In nessun luogo al mondo
La cameriera al piano si arrestò per un attimo quando, mentre riordinava la camera 218, trovò sulla poltrona un foglietto scritto a lettere colorate che sembrava essere stato buttato lì con noncuranza. Ogni parola in un colore diverso, come tracciata dalla mano sensibile e accurata di uno scolaretto – rosso e blu, giallo, arancio e marrone –, c’era scritto: “In nessun luogo al mondo c’è un profumo così buono come a passo Vigilio.” La cameriera prese in mano il foglietto e notò che era scritto anche sul retro.
“In nessun luogo al mondo c’è un profumo così buono come a passo Vigilio. È profumo d’infanzia, di legno intagliato e del pastore tedesco dello zio, che durante le nostre gite girava sempre intorno alla variopinta accolita degli escursionisti finché la lingua non gli scendeva fino alle zampe. È profumo di sorgenti gelide, che da sottili rigagnoli zampillavano gorgoglianti in fontane di legno e dalle quali bevevamo avidi in calde e madide giornate estive. È profumo di durissime Lederhosen, che dovevamo indossare per ragioni di moda. Ed è profumo di sterco di vacca mezzo secco, che sotto la superficie era ancora caldo e umido e che noi, in tempi in cui i frisbee non c’erano ancora, sbattevamo entusiaste e con mira sicura sui polpacci dei ragazzi. Allora i presunti eroi e i più grandi spacconi ritornavano rapidamente infanti che, con nostro piacere, andavano a nascondersi piagnucolanti nel grembo protettivo delle loro madri.

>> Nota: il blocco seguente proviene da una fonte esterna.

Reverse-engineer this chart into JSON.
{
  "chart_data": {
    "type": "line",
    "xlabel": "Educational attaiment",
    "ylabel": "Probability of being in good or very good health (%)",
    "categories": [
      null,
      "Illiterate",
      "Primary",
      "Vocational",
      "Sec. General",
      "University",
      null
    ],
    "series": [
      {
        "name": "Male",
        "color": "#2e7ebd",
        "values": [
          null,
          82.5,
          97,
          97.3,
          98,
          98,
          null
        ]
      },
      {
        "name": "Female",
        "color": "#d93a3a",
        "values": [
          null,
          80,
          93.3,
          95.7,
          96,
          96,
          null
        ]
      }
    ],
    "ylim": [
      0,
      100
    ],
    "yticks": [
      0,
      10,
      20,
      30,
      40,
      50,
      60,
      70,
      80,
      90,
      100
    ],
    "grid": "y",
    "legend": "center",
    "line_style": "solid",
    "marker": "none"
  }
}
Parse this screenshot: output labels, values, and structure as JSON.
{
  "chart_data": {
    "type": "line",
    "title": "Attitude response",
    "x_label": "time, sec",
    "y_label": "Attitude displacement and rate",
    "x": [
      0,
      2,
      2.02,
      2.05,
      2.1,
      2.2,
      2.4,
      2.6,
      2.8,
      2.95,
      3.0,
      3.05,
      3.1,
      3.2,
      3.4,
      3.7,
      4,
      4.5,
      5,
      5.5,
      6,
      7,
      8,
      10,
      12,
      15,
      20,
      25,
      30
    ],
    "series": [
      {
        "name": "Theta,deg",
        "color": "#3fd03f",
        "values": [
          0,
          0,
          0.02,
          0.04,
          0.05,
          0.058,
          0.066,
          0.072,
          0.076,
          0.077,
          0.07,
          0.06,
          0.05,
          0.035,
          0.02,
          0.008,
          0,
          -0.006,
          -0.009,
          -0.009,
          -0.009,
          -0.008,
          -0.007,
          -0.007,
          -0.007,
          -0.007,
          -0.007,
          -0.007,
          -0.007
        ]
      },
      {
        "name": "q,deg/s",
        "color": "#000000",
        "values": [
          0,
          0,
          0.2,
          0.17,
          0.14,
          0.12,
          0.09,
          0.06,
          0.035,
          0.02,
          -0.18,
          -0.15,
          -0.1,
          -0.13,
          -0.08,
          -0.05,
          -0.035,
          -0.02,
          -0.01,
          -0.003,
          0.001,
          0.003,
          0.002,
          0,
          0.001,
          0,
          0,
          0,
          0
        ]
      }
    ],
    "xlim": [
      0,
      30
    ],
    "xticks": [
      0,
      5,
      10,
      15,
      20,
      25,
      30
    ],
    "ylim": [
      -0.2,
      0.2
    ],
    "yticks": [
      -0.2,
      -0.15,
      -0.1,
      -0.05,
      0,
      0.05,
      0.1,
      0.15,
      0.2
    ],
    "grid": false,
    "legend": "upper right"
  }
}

Ed è profumo della nitida schiava rosata, che si faceva largo gradevole e morbida, e in quantità più che abbondanti, nelle gole dei genitori – o forse ancor più è il profumo dell’anima del vino, che poi, scendendo a valle, esalava dalle loro bocche sorridenti per infilarsi nei nostri nasi disgustati. La schiava li induceva alle più ardite intraprese: una volta, invece di scendere comodamente in funivia – poiché uno degli escursionisti animati dalla schiava aveva parcheggiato la macchina in val d’Ultimo –, dovemmo prendere una scorciatoia che attraversava i boschi quasi a perpendicolo. Mi reggevo di albero in albero in preda al panico, per poi scivolare di nuovo sul sedere, con le foglie autunnali a mo’ di slitta involontaria e qualche riccio di castagna a far da freno – che ululati! In quel modo poi arrivammo davvero più in fretta del previsto a valle, dov’era già pronta una scorta di angeli custodi che avrebbe vegliato sulla guida spavalda dei nostri genitori nel percorso verso Lana.
È profumo di fienile, di sacchi a pelo troppo caldi, di sguardi rubati, di un registratore a batterie che frusciava e si mangiava i nastri, e di racconti notturni del brivido.
Ma sopra ogni altra cosa è profumo di spensierata beatitudine…”
La cameriera al piano ripose con cura quegli appunti sulla poltrona, come se fossero un oggetto prezioso e fragile. Aprì la porta che dava sulla terrazza, inspirò avida l’aria fresca e chiuse gli occhi. E a un tratto la pervase un profumo che le si diffuse ondeggiante e fluente, con incontenibile energia, in tutto il corpo. Sentì il profumo delle palme di Djerba e gli spruzzi di sale che il vento le aveva portato dai flutti scroscianti, sentì il profumo variopinto delle voci, dei panni e degli aromi del bazar e dell’aria sfarfallante sopra la rossa terra rovente dell’Africa. Sorpresa di se stessa, la cameriera scoppiò a ridere, richiuse la porta e disse: “È vero. Nessun luogo al mondo ha un profumo così buono come quello dei ricordi.”